Settling herself in the chair, she tucked her Patrick Cox-shod feet neatly around each other. The shoes were a size too small – no matter how many times she asked the Patrick Cox press office to send a size six, they always sent a five. But free Patrick Cox stilettos were free Patrick Cox stilettos. What did an unimportant detail like excruciating agony matter?
‘Thank you for coming up,’ Calvin smiled. Lisa decided she’d better smile back. Smiles were a commodity like everything else, only given in exchange for something useful, but she reckoned in this case it was worth her while. After all, it wasn’t every day that a girl was seconded to New York and made deputy editor of Manhattan magazine. So she curled her mouth and bared her pearly white teeth. (Kept that way by the year’s supply of Rembrandt toothpaste which had been donated for a reader competition, but which Lisa had thought would be more appreciated in her own bathroom.)
‘You’ve been at Femme for –’ Calvin looked at the stapled pages in front of him. ‘Four years?’

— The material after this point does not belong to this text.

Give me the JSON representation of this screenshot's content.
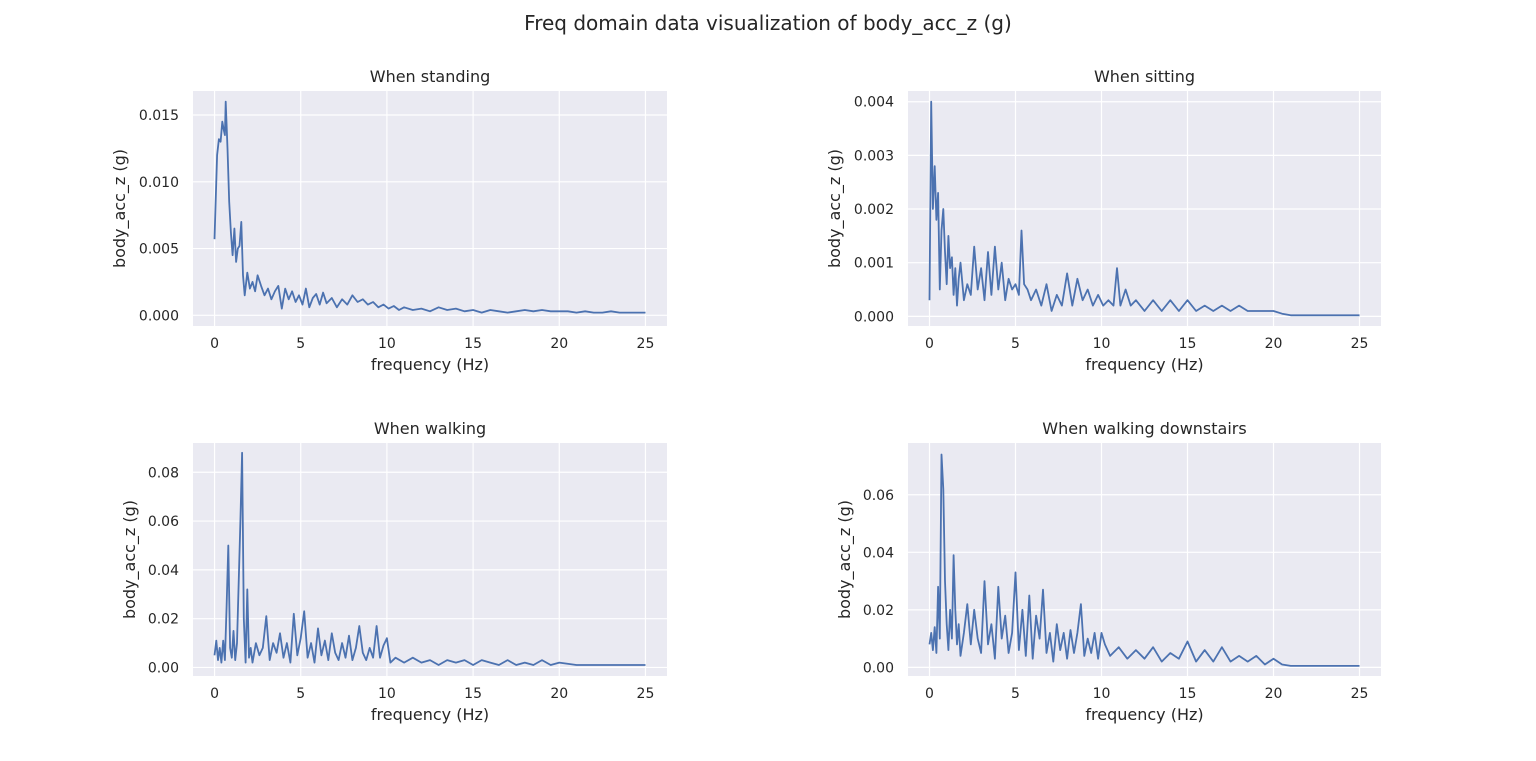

‘Four years next month,’ Lisa murmured, with an expertly judged mix of deference and confidence.
‘And you’ve been editor for nearly two years?’
‘Two wonderful years,’ Lisa confirmed, fighting back the urge to stick her fingers down her throat and gag.
‘And you’re only twenty-nine,’ Calvin marvelled. ‘Well, as you know here at Randolph Media we reward hard work.’
Lisa twinkled prettily at this patent lie. Like many companies in the Western world, Randolph Media rewarded hard work with poor pay, increasing workloads, demotions and on-a-second’s-notice redundancies.
But Lisa was different. She’d paid her dues at Femme, and made sacrifices that even she’d never intended to make: starting at seven-thirty most mornings, doing twelve, thirteen, fourteen-hour days, then going to evening press dos when she finally switched off her computer. Often she came to work on Saturdays, Sundays, even bank-holiday Mondays. The porters loathed her because it meant that whenever she wanted to come to the office one of them had to come in and open up and thereby forgo their Saturday football or their bank-holiday family outing to Brent Cross.
‘We have a vacancy at Randolph Media,’ Calvin said importantly. ‘It would be a wonderful challenge, Lisa.’
I know, she thought irritably. Just cut to the chase.
‘It will involve moving overseas, which can sometimes be a problem for one’s partner.’
‘I’m single.’ Lisa was brusque.
Barry wrinkled his forehead in surprise and thought of the tenner he’d had to hand over for someone’s wedding present, a few years before. He could have sworn it was for Lisa here, but maybe not, perhaps he wasn’t as on-the-ball as he once used to be…
‘We’re looking for an editor for a new magazine,’ Calvin went on.
A new magazine? Lisa was jolted off course. But Manhattan has been published for seventy years. While she was still grappling with the implications of that, Calvin delivered the whammy. ‘It would involve you relocating to Dublin.’
The shock set up a smothered buzzing in her head, as if her ears needed to pop. A numb, fuzzy sensation of alienation. The only reality was the sudden agony of her crumpled toes. ‘Dublin?’ she heard her muffled voice ask. Perhaps… perhaps… perhaps they meant Dublin, New York.
‘Dublin, Ireland,’ Calvin Carter said, down a long, echoey tunnel, destroying the last of her hope.
I can’t believe this is happening to me.
‘Ireland?’
‘Small wet place across the Irish sea,’ Barry offered kindly.
‘Where they drink a lot,’ Lisa said faintly.
‘And they never stop talking. That’s the place. Booming economy, huge population of young folk, market research indicates the place is ripe for a feisty new women’s magazine. And we want you to set it up for us, Lisa.’